On sait que pour être éligible au bénéfice de l’article 787 B du CGI qui permet d’obtenir un abattement de 75 % sur l’assiette des droits de mutation à titre gratuit, la société dont les titres sont transmis doit exercer une activité professionnelle. Lorsque la société exerce concomitamment une activité non éligible car patrimoniale, l’administration exige que l’activité professionnelle soit prépondérante (alors même que cette nécessité ne résulte pas clairement de la loi).

Pour permettre d’apprécier le caractère prépondérant de l’activité, la doctrine administrative (BOI-ENR-DMTG-10-20-40-10, n° 20) exige que les critères suivants soient satisfaits :

  • Le chiffre d’affaires de l’activité éligible doit représenter plus de 50 % du chiffre d’affaires total de la société,
  •  L’actif brut immobilisé affecté à cette activité doit représenter plus de 50 % de l’actif brut total.

Or, pour une société exerçant l’activité de marchand de biens qui aurait par ailleurs acquis des immeubles à titre patrimonial, il est absolument impossible de respecter le second critère. En effet, les immeubles acquis en vue de leur revente, s’ils figurent bien à l’actif, ne sont pas comptabilisés en immobilisation mais en stock. Il suffit donc généralement que la société marchand de biens détienne un seul immeuble à titre patrimonial pour que ses associés soient de facto privés du bénéfice de la transmission Dutreil, ceci quelle que soit l’importance de son stock.
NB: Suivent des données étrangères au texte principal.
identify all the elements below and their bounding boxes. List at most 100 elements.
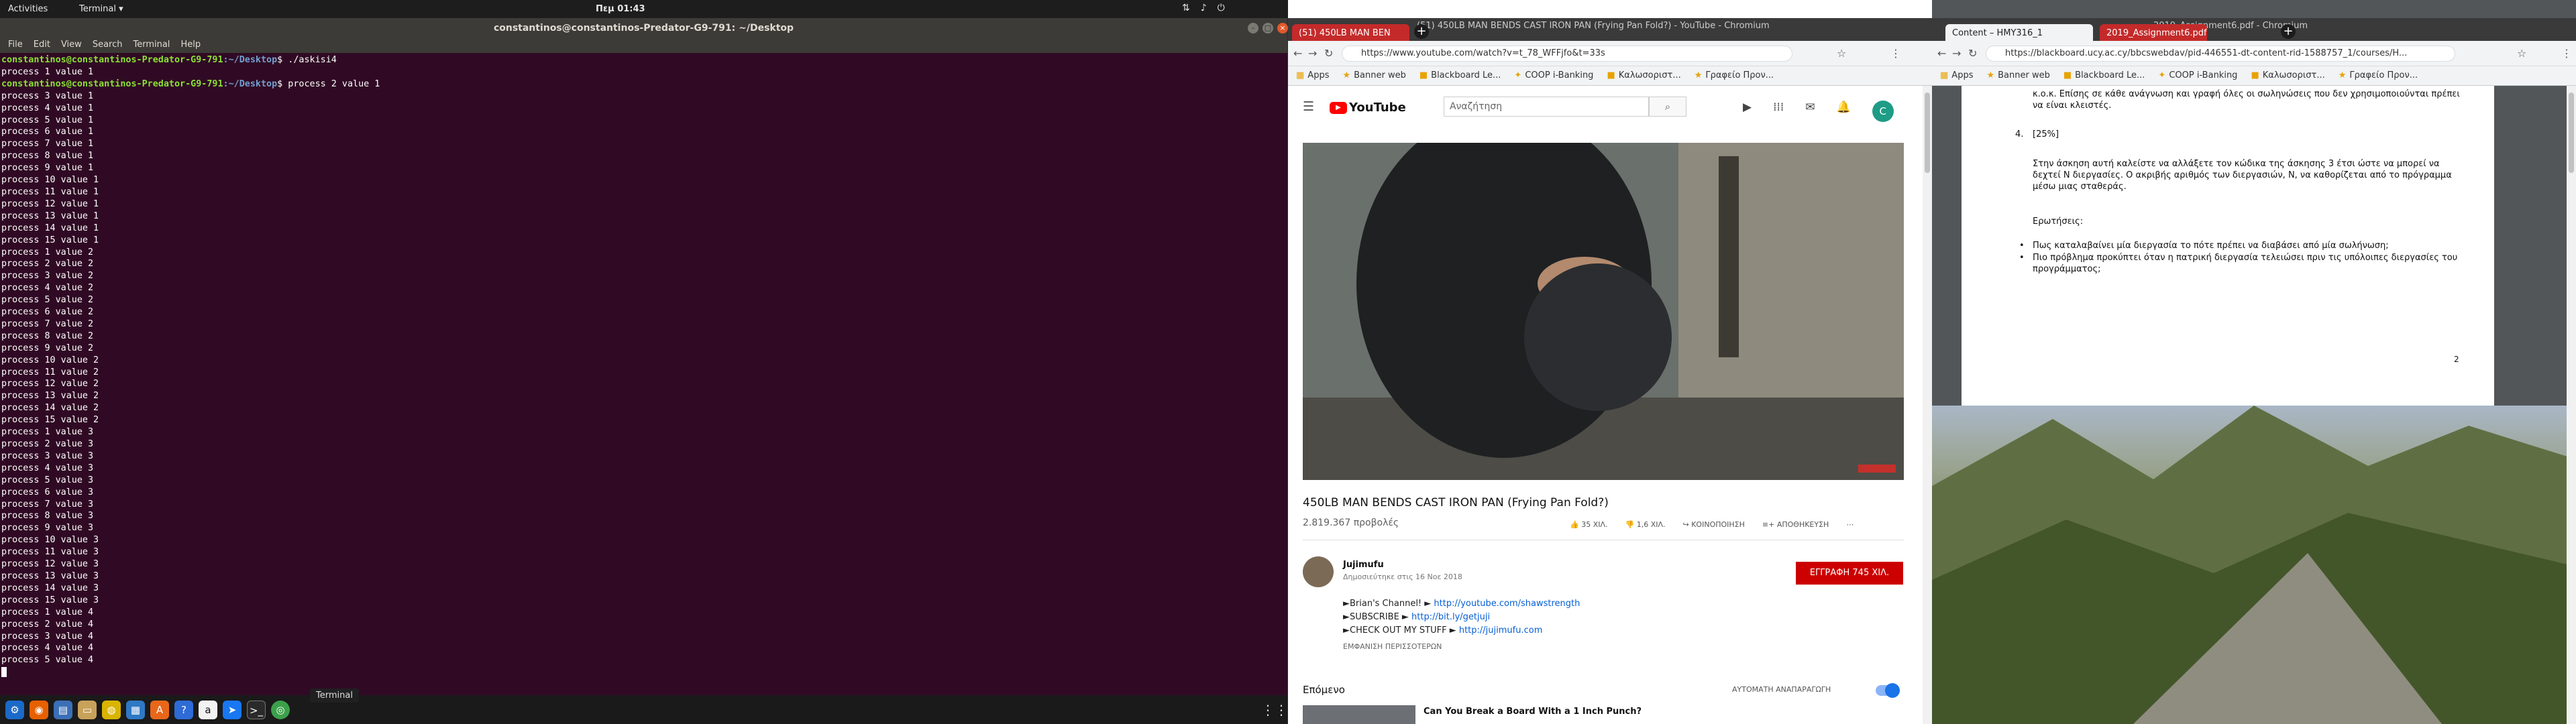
save-button[interactable]: ≡+ ΑΠΟΘΗΚΕΥΣΗ — [1762, 520, 1829, 529]
tab-pdf[interactable]: 2019_Assignment6.pdf — [2100, 24, 2207, 41]
chrome-icon[interactable]: ◎ — [271, 700, 290, 719]
amazon-icon[interactable]: a — [199, 700, 217, 719]
like-button[interactable]: 👍 35 ΧΙΛ. — [1570, 520, 1608, 529]
more-icon[interactable]: ⋯ — [1846, 520, 1854, 529]
bookmark-welcome[interactable]: ■ Καλωσοριστ... — [2251, 70, 2324, 81]
menu-terminal[interactable]: Terminal — [133, 40, 170, 52]
window-controls: – □ × — [1248, 23, 1288, 34]
search-input[interactable]: Αναζήτηση — [1444, 97, 1649, 117]
menu-file[interactable]: File — [8, 40, 23, 52]
folder-icon[interactable]: ▭ — [78, 700, 97, 719]
apps-grid-icon[interactable]: ⁞⁞⁞ — [1773, 101, 1784, 122]
menu-icon[interactable]: ⋮ — [1890, 47, 1901, 60]
new-tab-button[interactable]: + — [2281, 24, 2296, 39]
clock[interactable]: Πεμ 01:43 — [596, 4, 645, 14]
menu-icon[interactable]: ⋮ — [2561, 47, 2572, 60]
description-link[interactable]: http://bit.ly/getjuji — [1411, 612, 1490, 622]
app-menu[interactable]: Terminal ▾ — [79, 4, 123, 14]
settings-icon[interactable]: ⚙ — [5, 700, 24, 719]
firefox-icon[interactable]: ◉ — [30, 700, 48, 719]
bookmark-coop[interactable]: ✦ COOP i-Banking — [1514, 70, 1593, 81]
channel-avatar[interactable] — [1303, 556, 1334, 587]
reload-icon[interactable]: ↻ — [1324, 47, 1333, 60]
pdf-browser-window[interactable]: 2019_Assignment6.pdf - Chromium Content … — [1932, 0, 2576, 724]
avatar[interactable]: C — [1872, 101, 1894, 122]
scrollbar[interactable] — [2567, 86, 2576, 724]
new-tab-button[interactable]: + — [1414, 24, 1429, 39]
bookmark-blackboard[interactable]: ■ Blackboard Le... — [2063, 70, 2145, 81]
bookmark-banner[interactable]: ★ Banner web — [1986, 70, 2049, 81]
create-video-icon[interactable]: ▶ — [1743, 101, 1752, 122]
writer-icon[interactable]: ▦ — [126, 700, 145, 719]
address-bar-row: ← → ↻ https://www.youtube.com/watch?v=t_… — [1288, 41, 1932, 66]
pdf-item-weight: [25%] — [2033, 129, 2059, 139]
reload-icon[interactable]: ↻ — [1968, 47, 1977, 60]
tab-content[interactable]: Content – HMY316_1 — [1945, 24, 2093, 41]
activities-button[interactable]: Activities — [8, 4, 48, 14]
back-icon[interactable]: ← — [1293, 47, 1302, 60]
help-icon[interactable]: ? — [174, 700, 193, 719]
menu-help[interactable]: Help — [180, 40, 201, 52]
bookmark-apps[interactable]: ▦ Apps — [1296, 70, 1329, 81]
forward-icon[interactable]: → — [1952, 47, 1961, 60]
channel-name[interactable]: Jujimufu — [1343, 560, 1384, 570]
minimize-icon[interactable]: – — [1248, 23, 1258, 34]
terminal-output[interactable]: constantinos@constantinos-Predator-G9-79… — [0, 53, 1287, 695]
tab-youtube[interactable]: (51) 450LB MAN BEN — [1292, 24, 1409, 41]
terminal-titlebar[interactable]: constantinos@constantinos-Predator-G9-79… — [0, 18, 1288, 38]
maximize-icon[interactable]: □ — [1263, 23, 1273, 34]
appstore-icon[interactable]: A — [150, 700, 169, 719]
url-field[interactable]: https://blackboard.ucy.ac.cy/bbcswebdav/… — [1986, 46, 2455, 62]
description-link[interactable]: http://jujimufu.com — [1459, 625, 1543, 636]
close-icon[interactable]: × — [1277, 23, 1288, 34]
youtube-logo[interactable]: ▶ YouTube — [1330, 101, 1406, 115]
star-icon[interactable]: ☆ — [2517, 47, 2526, 60]
bookmark-icon: ✦ — [1514, 70, 1522, 80]
notifications-icon[interactable]: 🔔 — [1837, 101, 1851, 122]
search-button[interactable]: ⌕ — [1649, 97, 1686, 117]
bookmarks-bar: ▦ Apps ★ Banner web ■ Blackboard Le... ✦ COO… — [1932, 66, 2576, 86]
bookmark-banner[interactable]: ★ Banner web — [1342, 70, 1405, 81]
hamburger-icon[interactable]: ☰ — [1303, 99, 1314, 114]
system-tray[interactable]: ⇅ ♪ ⏻ — [1182, 3, 1225, 13]
messenger-icon[interactable]: ➤ — [223, 700, 241, 719]
address-bar-row: ← → ↻ https://blackboard.ucy.ac.cy/bbcsw… — [1932, 41, 2576, 66]
scrollbar[interactable] — [1923, 86, 1932, 724]
share-button[interactable]: ↪ ΚΟΙΝΟΠΟΙΗΣΗ — [1683, 520, 1745, 529]
back-icon[interactable]: ← — [1937, 47, 1946, 60]
bookmarks-bar: ▦ Apps ★ Banner web ■ Blackboard Le... ✦ COO… — [1288, 66, 1932, 86]
menu-view[interactable]: View — [61, 40, 82, 52]
messages-icon[interactable]: ✉ — [1805, 101, 1815, 122]
terminal-icon[interactable]: >_ — [247, 700, 266, 719]
autoplay-toggle[interactable] — [1876, 683, 1900, 698]
bookmark-coop[interactable]: ✦ COOP i-Banking — [2158, 70, 2237, 81]
video-player[interactable] — [1303, 143, 1904, 480]
bookmark-office[interactable]: ★ Γραφείο Προν... — [1695, 70, 1774, 81]
scrollbar-thumb[interactable] — [1925, 93, 1930, 173]
show-more-button[interactable]: ΕΜΦΑΝΙΣΗ ΠΕΡΙΣΣΟΤΕΡΩΝ — [1343, 642, 1442, 651]
url-field[interactable]: https://www.youtube.com/watch?v=t_78_WFF… — [1342, 46, 1792, 62]
bookmark-office[interactable]: ★ Γραφείο Προν... — [2339, 70, 2418, 81]
menu-search[interactable]: Search — [93, 40, 123, 52]
rhythmbox-icon[interactable]: ◍ — [102, 700, 121, 719]
dislike-button[interactable]: 👎 1,6 ΧΙΛ. — [1625, 520, 1666, 529]
bookmark-welcome[interactable]: ■ Καλωσοριστ... — [1607, 70, 1680, 81]
next-video-title[interactable]: Can You Break a Board With a 1 Inch Punc… — [1424, 707, 1642, 717]
youtube-browser-window[interactable]: (51) 450LB MAN BENDS CAST IRON PAN (Fryi… — [1288, 0, 1932, 724]
star-icon[interactable]: ☆ — [1837, 47, 1846, 60]
bookmark-icon: ■ — [1419, 70, 1428, 80]
bookmark-apps[interactable]: ▦ Apps — [1940, 70, 1973, 81]
forward-icon[interactable]: → — [1308, 47, 1317, 60]
tab-bar: 2019_Assignment6.pdf - Chromium Content … — [1932, 18, 2576, 41]
menu-edit[interactable]: Edit — [34, 40, 50, 52]
description-link[interactable]: http://youtube.com/shawstrength — [1434, 599, 1580, 609]
files-icon[interactable]: ▤ — [54, 700, 72, 719]
pdf-questions-heading: Ερωτήσεις: — [2033, 217, 2084, 227]
subscribe-button[interactable]: ΕΓΓΡΑΦΗ 745 ΧΙΛ. — [1796, 562, 1903, 585]
bookmark-blackboard[interactable]: ■ Blackboard Le... — [1419, 70, 1501, 81]
terminal-window[interactable]: constantinos@constantinos-Predator-G9-79… — [0, 18, 1288, 703]
next-video-thumbnail[interactable] — [1303, 705, 1415, 724]
autoplay-label: ΑΥΤΟΜΑΤΗ ΑΝΑΠΑΡΑΓΩΓΗ — [1732, 685, 1831, 694]
scrollbar-thumb[interactable] — [2569, 93, 2574, 173]
desktop: Activities Terminal ▾ Πεμ 01:43 ⇅ ♪ ⏻ co… — [0, 0, 2576, 724]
Cette situation est tout à fait choquante et n’a certainement pas été voulue par le législateur, qui permet bien à la totalité des actifs d’une société exerçant une activité professionnelle de bénéficier de l’abattement de 75 % lorsque cette activité est exercée à titre prépondérante. Il y a là clairement une discrimination entre les marchands de biens et les autres professions dont on peine à détecter la raison. Or, une discrimination qui n’a pas un but légitime peut être sanctionnée pour violation du principe d’égalité devant l’impôt.

Il n’est pas non plus évident que cette discrimination ait été voulue par l’administration. Le mot « immobilisé » pourrait s’être échappé subrepticement de la plume du rédacteur du BOFiP, qui l’aurait ajouté sans réfléchir…

En tout état de cause, l’occasion va prochainement être donnée au Conseil d’Etat, saisi par nos soins d’un Recours pour Excès de Pouvoir contre la doctrine, de corriger cette maladresse de rédaction en supprimant le mot « immobilisé » du BOFiP. En cas de succès, la noble profession de marchand de biens pourra accéder au bénéfice de l’article 787 B du CGI sans autre limite que celle, résultant du simple bon sens, d’une activité patrimoniale prépondérante.